Hello all,
I am trying to call cuBLAS library device routines from openacc parallel regions in C. My proof-of concept code is not compiling, and my trials has lead me to the following information and code :
- I understand that i need to link to the cublas_device and cudadevrt.
linking to cublas_device only works if I use the second API version of cublas.
the second API version of cublas needs declaring a cublascontext handle. :
However, the use of cublas context handle is generating errors during compilation.
here is my current code.the compilation output follows that :
#include <stdio.h>
#include <stdlib.h>
#include <unistd.h>
#include <cuda_runtime.h>
#include <cublas_v2.h>
#pragma acc routine (cublasSaxpy) seq
#pragma acc routine (cublasCreate) seq
#pragma acc routine (cublasDestroy) seq
int main(int argc, char **argv) {
float *x, *y, alpha = 2, *ptr_alpha;
ptr_alpha = α
int n = 1 << 20, i;
x = (float*) malloc(n * sizeof(float));
y = (float*) malloc(n * sizeof(float));
#pragma acc data create(x[0:n]) copyout(y[0:n]) copyin(ptr_alpha[0:1])
{
#pragma acc kernels
{
#pragma acc loop independent
for (i = 0; i < n; i++) {
x[i] = 1.0f;
y[i] = 0.0f;
}
}
#pragma acc parallel num_gangs(1)
{
cublasHandle_t cnpHandle;
int status;
status = cublasCreate(&cnpHandle);
if (CUBLAS_STATUS_SUCCESS == status) {
/* Perform operation using cublas */
cublasSaxpy(cnpHandle, n, ptr_alpha, x, 1, y, 1);
cublasDestroy(cnpHandle);
}
}
}
fprintf(stdout, "y[0] = %f\n", y[0]);
free(x);
free(y);
return 0;
}
the output I am getting from pgi is :
PGCC-S-0107-Struct or union cublasContext not yet defined (callcublas3.c: 16)
PGCC-S-0155-Cannot determine bounds for array cnpHandle (callcublas3.c: 47)
PGCC-S-0155-Cannot determine bounds for array cnpHandle (callcublas3.c: 47)
PGCC-S-0155-Cannot determine bounds for array cnpHandle (callcublas3.c: 47)

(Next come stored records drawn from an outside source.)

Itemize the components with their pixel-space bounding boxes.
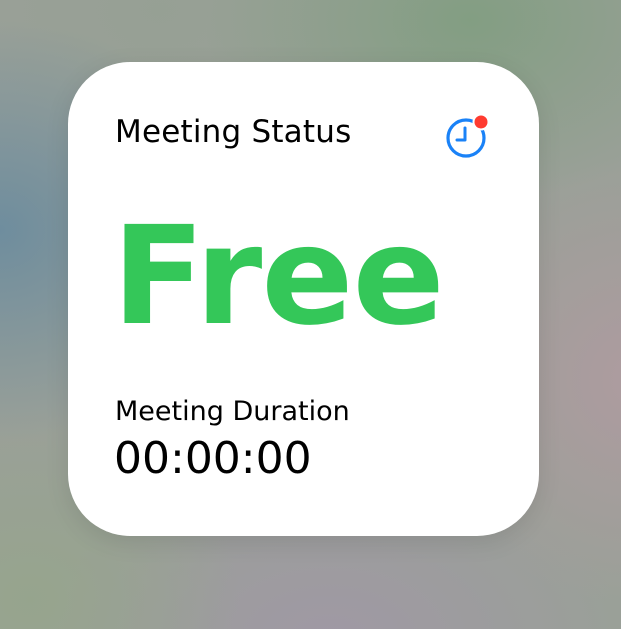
meeting-status-widget[interactable]: Meeting Status Free Meeting Duration 00:… — [68, 62, 539, 536]
widget-title: Meeting Status — [115, 114, 352, 150]
duration-timer: 00:00:00 — [114, 433, 312, 484]
status-text: Free — [112, 198, 445, 356]
clock-icon — [446, 113, 490, 158]
duration-label: Meeting Duration — [115, 396, 350, 427]
clock-button[interactable] — [444, 113, 490, 159]
notification-dot — [474, 115, 488, 129]
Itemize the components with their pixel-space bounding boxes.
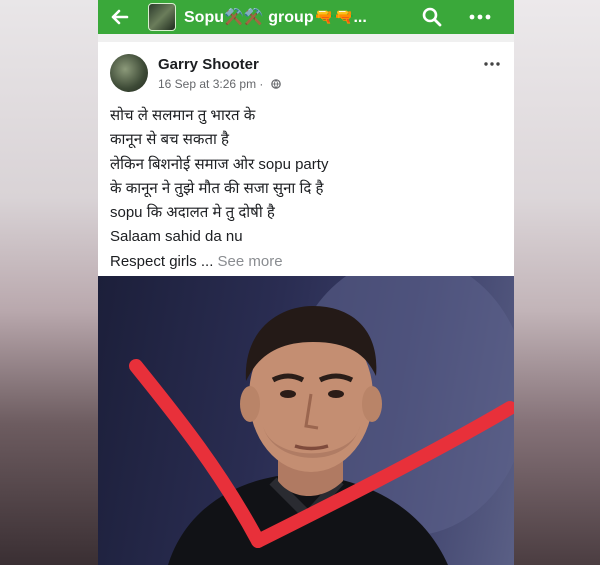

The compilation command I am using is :
pgc++ -Minfo=all -Mcuda -ta=tesla:cc35,cuda5.5 -I ~/installed/pgi/linux86-64/2014/cuda/5.5/include -L ~/installed/pgi/linux86-64/2014/cuda/5.5/lib64 callcublas3-2.c -lcublas_device -lcudadevrt
I was able to eliminate the error about cnpHandle bounds by defining the handle outside the ACC data regeion and copying it using [:1] . but i couldn’t fix the error about the cublas contex yet . it also seems strange to me that pgi is trying to copy the cnpHandle as it is being declared inside the parallel region.
is it possible to get around this error ?.
I am thinking that maybe compiling a wrapper device function via nvcc and calling it from ACC would work. but I am wondering if it can be done plainly in that code without a wrapper.
Thank you.